West Texas Intermediate (WTI), the US crude oil benchmark, is trading around $86.40 during the early Asian trading hours on Tuesday. The WTI price faces extreme volatility following a massive spike to nearly $120 per barrel in the previous session.
The International Energy Agency (IEA) on Monday was reportedly discussing a coordinated release of emergency oil reserves among member countries to stabilize markets. Such actions are typically deployed when major supply disruptions threaten global energy security. The release of emergency oil reserves by countries coordinated through the IEA can add temporary supply to the market and prevent a sharp spike in oil prices.
Additionally, US President Donald Trump said that he plans to waive oil-related sanctions and predicted the war with Iran would resolve “very soon” as he confronted mounting economic and political pressures after days of dramatic fluctuations in oil markets. His remarks ease concerns about a prolonged conflict in the Middle East, which drags the WTI price lower.
Nonetheless, the Strait of Hormuz remained all but closed, with no finalized plans on how nations will safeguard ships passing through the key waterway. The ongoing war in the Middle East and shutdown of the Strait of Hormuz, where about one-fifth of global oil shipments pass, have triggered a major disruption to global fuel supplies. This, in turn, might boost the WTI price in the near term.

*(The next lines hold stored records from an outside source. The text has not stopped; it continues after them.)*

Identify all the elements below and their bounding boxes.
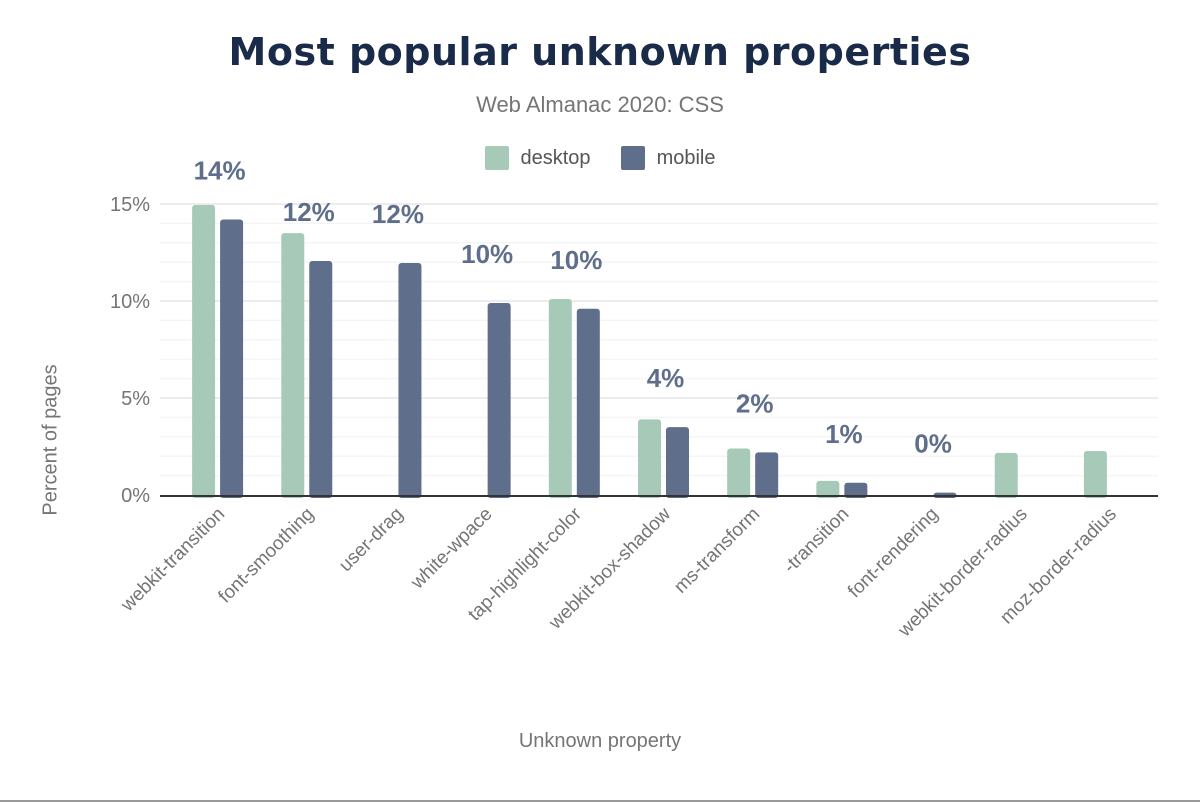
bar-mobile <box>220 219 244 498</box>
data-label: 10% <box>461 239 513 269</box>
bar-mobile <box>398 262 422 498</box>
bar-desktop <box>281 233 305 498</box>
bar-desktop <box>638 419 661 498</box>
bar-desktop <box>192 204 216 498</box>
frame-bottom-border <box>0 800 1200 802</box>
bar-desktop <box>994 452 1018 498</box>
legend-item-mobile[interactable]: mobile <box>620 146 716 170</box>
data-label: 2% <box>736 388 774 418</box>
legend-label-mobile: mobile <box>656 146 716 169</box>
x-axis-label: Unknown property <box>518 730 682 752</box>
legend-swatch-desktop <box>484 146 509 170</box>
bar-desktop <box>816 480 840 498</box>
x-tick-label: user-drag <box>335 504 407 576</box>
data-label: 0% <box>914 429 952 459</box>
data-label: 4% <box>647 363 685 393</box>
chart-subtitle: Web Almanac 2020: CSS <box>476 92 724 117</box>
x-tick-label: font-rendering <box>844 504 942 602</box>
bar-desktop <box>548 299 572 498</box>
y-tick-label: 15% <box>110 194 150 216</box>
x-tick-label: webkit-transition <box>116 504 229 617</box>
data-label: 14% <box>194 156 246 186</box>
bar-mobile <box>666 427 689 498</box>
legend-swatch-mobile <box>620 146 645 170</box>
bar-mobile <box>844 482 868 498</box>
bar-mobile <box>309 261 333 498</box>
data-label: 1% <box>825 419 863 449</box>
y-tick-label: 0% <box>121 485 150 507</box>
legend-item-desktop[interactable]: desktop <box>484 146 591 170</box>
legend: desktop mobile <box>0 146 1200 170</box>
y-tick-label: 5% <box>121 388 150 410</box>
data-label: 12% <box>283 197 335 227</box>
x-tick-label: white-wpace <box>406 504 496 594</box>
bar-mobile <box>755 452 779 498</box>
legend-label-desktop: desktop <box>520 146 591 169</box>
data-label: 12% <box>372 199 424 229</box>
x-tick-label: ms-transform <box>670 504 764 598</box>
bar-mobile <box>487 302 511 498</box>
y-tick-label: 10% <box>110 291 150 313</box>
chart-title: Most popular unknown properties <box>228 30 972 74</box>
x-tick-label: font-smoothing <box>215 504 319 608</box>
x-tick-label: -transition <box>780 504 854 578</box>
bar-desktop <box>1083 450 1107 498</box>
bar-desktop <box>727 448 751 498</box>
data-label: 10% <box>550 245 602 275</box>
bar-mobile <box>576 308 600 498</box>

Traders brace for the release of the American Petroleum Institute (API) report, which will be released later on Tuesday. A larger-than-expected crude oil inventory draw indicates stronger demand and could lift the WTI price, while a bigger build than estimated signals weaker demand or excess supply, which might weigh on the WTI price.
WTI Oil is a type of Crude Oil sold on international markets. The WTI stands for West Texas Intermediate, one of three major types including Brent and Dubai Crude. WTI is also referred to as “light” and “sweet” because of its relatively low gravity and sulfur content respectively. It is considered a high quality Oil that is easily refined. It is sourced in the United States and distributed via the Cushing hub, which is considered “The Pipeline Crossroads of the World”. It is a benchmark for the Oil market and WTI price is frequently quoted in the media.
Like all assets, supply and demand are the key drivers of WTI Oil price. As such, global growth can be a driver of increased demand and vice versa for weak global growth. Political instability, wars, and sanctions can disrupt supply and impact prices. The decisions of OPEC, a group of major Oil-producing countries, is another key driver of price. The value of the US Dollar influences the price of WTI Crude Oil, since Oil is predominantly traded in US Dollars, thus a weaker US Dollar can make Oil more affordable and vice versa.
The weekly Oil inventory reports published by the American Petroleum Institute (API) and the Energy Information Agency (EIA) impact the price of WTI Oil. Changes in inventories reflect fluctuating supply and demand. If the data shows a drop in inventories it can indicate increased demand, pushing up Oil price. Higher inventories can reflect increased supply, pushing down prices. API’s report is published every Tuesday and EIA’s the day after. Their results are usually similar, falling within 1% of each other 75% of the time. The EIA data is considered more reliable, since it is a government agency.
OPEC (Organization of the Petroleum Exporting Countries) is a group of 12 Oil-producing nations who collectively decide production quotas for member countries at twice-yearly meetings. Their decisions often impact WTI Oil prices. When OPEC decides to lower quotas, it can tighten supply, pushing up Oil prices. When OPEC increases production, it has the opposite effect. OPEC+ refers to an expanded group that includes ten extra non-OPEC members, the most notable of which is Russia.